Around the same time, and possibly overlapping in terms of the online group play, top pro Ali Imsirovic was accused of using real-time assistance software and multi-accounting online (and, separately, of peeking at opponents’ hole cards live). The PokerGO Tour took the allegations seriously enough to suspend Imsirovic as well as alleged collaborator Jake Schindler. Imsirovic admitted to multi-accounting but denied the involvement of his friend Schindler.
Honorable mention
- In October 2007, “TheV0id” won the largest online poker tournament prize to date, nearly $1.4 million in the main event of the PokerStars World Championship of Online Poker. But the win was subsequently, well, voided, and account owner Natalie Teltscher disqualified when it was determined her brother, poker pro Mark Teltscher, had played in the tournament under multiple accounts, including hers.
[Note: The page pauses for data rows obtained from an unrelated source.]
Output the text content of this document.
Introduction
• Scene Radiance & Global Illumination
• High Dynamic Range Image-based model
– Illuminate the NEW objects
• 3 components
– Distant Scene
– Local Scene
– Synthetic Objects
- The Epic Poker League launched in 2011 with promises of a season-ending million-dollar freeroll — incentive enough to make participation a positive-expected-value play for many pros. After just four tournaments, Epic filed for Chapter 11 bankruptcy, and the faces of the league, Annie Duke and Jeffrey Pollack, were roundly criticized by the community for never hosting the freeroll.
- The 2022 clash between Garrett Adelstein and Robbi Jade Lew over a hand on a Hustler Casino Live stream bore echoes of Postlegate, although Lew’s nearly inexplicable play — a call with just jack-high for a six-figure pot — was limited to a single hand, leaving this incident more a source of internet debate and fascination than a full-blown scandal.
- Who won Event No. 53 at the 2025 WSOP? Officially, nobody, as the top two finishers, Jesse Yaginuma and James Carroll, were accused of “chip dumping” to secure and split a side payout, and the WSOP found the accusation credible enough to not award a bracelet.